Rafael is probably the only or one of the very few companies that can offer a protection solution that includes active, passive and reactive system. “Our Trophy is a combat proven solution [with the Israeli Defence Forces], and following a weight and size reduction it can now be fitted from 6×6 to Main Battle Tanks,” Rafael’s active protection system customers having bagged orders from export customers, among them the US Army. The Haifa-based company was a pioneer in reactive armour elements, and is still improving its reactive and passive armour packages, reducing weight and increasing protection, which is now over Level 6, underbelly kits for improving protection against mines and IEDs being also part of its portfolio.
“In the lethality segment we propose our Samson family of turrets, of which we sold over 6,000 pieces in the last three decades,” Udi N. says, underlining that most of the customers belong to NATO. Light to medium calibre solutions are available, with the possibility of integrating the Spike 5th generation missile system, a solution already available on the Samson 30 RCWS, usually armed with the Northrop Grumman Mk44 Bushmaster II 30 mm chain gun. Beside the mid- to long-range versions of its Spike, which give the vehicle a considerable lethal range, Rafael is also proposing its Spike Firefly, the 3 kg MTOW rotary wing loitering munition with a 30 minutes endurance, capable to provide real-time situational awareness at distance before diving onto the target to destroy it; “We can install the Firefly launch tubes either on the turret or on the vehicle itself,” Udi N. explains, adding that those mentioned are the unclassified solutions that are being proposed, other remaining under wrap.
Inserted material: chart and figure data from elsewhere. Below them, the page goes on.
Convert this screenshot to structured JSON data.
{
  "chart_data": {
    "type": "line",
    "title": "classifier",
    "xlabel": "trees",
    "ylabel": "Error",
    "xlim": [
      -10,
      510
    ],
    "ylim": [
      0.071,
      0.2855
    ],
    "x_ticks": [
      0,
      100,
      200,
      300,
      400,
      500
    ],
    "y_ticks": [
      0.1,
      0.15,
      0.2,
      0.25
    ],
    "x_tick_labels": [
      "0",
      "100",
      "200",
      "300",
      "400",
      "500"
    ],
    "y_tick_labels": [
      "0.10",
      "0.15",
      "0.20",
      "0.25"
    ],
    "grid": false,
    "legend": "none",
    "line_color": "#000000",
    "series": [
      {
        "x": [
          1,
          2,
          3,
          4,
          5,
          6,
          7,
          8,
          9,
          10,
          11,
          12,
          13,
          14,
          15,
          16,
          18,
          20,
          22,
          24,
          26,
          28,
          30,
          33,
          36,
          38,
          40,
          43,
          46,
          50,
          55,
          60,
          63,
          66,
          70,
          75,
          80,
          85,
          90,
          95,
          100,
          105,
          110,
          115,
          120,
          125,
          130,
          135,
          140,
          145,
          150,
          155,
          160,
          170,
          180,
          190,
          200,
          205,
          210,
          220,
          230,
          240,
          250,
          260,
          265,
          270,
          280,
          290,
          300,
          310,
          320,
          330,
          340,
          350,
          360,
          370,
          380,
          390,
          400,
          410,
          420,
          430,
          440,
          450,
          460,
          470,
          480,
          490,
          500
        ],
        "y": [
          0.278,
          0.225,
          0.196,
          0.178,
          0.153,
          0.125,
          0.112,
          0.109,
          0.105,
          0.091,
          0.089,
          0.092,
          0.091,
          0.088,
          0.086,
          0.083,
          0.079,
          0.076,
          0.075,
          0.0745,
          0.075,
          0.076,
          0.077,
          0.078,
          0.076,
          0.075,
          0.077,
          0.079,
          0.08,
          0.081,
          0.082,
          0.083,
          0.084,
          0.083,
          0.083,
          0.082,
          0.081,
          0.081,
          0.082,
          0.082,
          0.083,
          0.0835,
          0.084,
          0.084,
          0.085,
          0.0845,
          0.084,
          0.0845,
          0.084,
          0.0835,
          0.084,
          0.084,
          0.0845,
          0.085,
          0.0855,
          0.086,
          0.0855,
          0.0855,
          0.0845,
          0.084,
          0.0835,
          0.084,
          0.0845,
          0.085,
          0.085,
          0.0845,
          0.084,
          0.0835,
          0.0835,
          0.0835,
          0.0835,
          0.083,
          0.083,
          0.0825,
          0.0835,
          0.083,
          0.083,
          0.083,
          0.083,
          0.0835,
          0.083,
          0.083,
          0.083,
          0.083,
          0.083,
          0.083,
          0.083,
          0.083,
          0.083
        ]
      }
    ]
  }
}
Adding those systems would certainly improve the South Korean combat vehicles capabilities, however the true force multiplier is the Battle Management System, which includes a number of solutions derived from those developed for the Israeli Carmel 8×8 programme. The work done by the company on digitised 3D scenarios and the digitisation of all sensors and effectors has led to the development of different systems, a key one being the Fire Weaver combat system that allows simultaneous connection of all sensors and shooters, in a fully GPS-independent environment as exact position is established by pixel correlation with the digital scenario. For more information please click HERE. Another system based on computer-vision technologies is the CT-Mentor, which allows precise navigation and localisation in GPS-denied environment also thanks to SLAM (Simultaneous Localization And Mapping) algorithms.
Combat Artificial Intelligence will finally ensure automatic mission planning and weapon selection, easing much of the burden from commanders and operators. All this thanks to the secure high-throughput link of the BNET software defined radio family, ensuring very high speed broadband transmission of voice, data sand video signals. “Our solution will be installable on all ROKA armoured vehicles, as it is fully modular, and we aim at providing the Army with a multiplatform system,” Udi N. concludes saying that the next step will be to bring the system to upper levels, linking Army manoeuvre elements with higher headquarters and then to Air Force and Navy assets.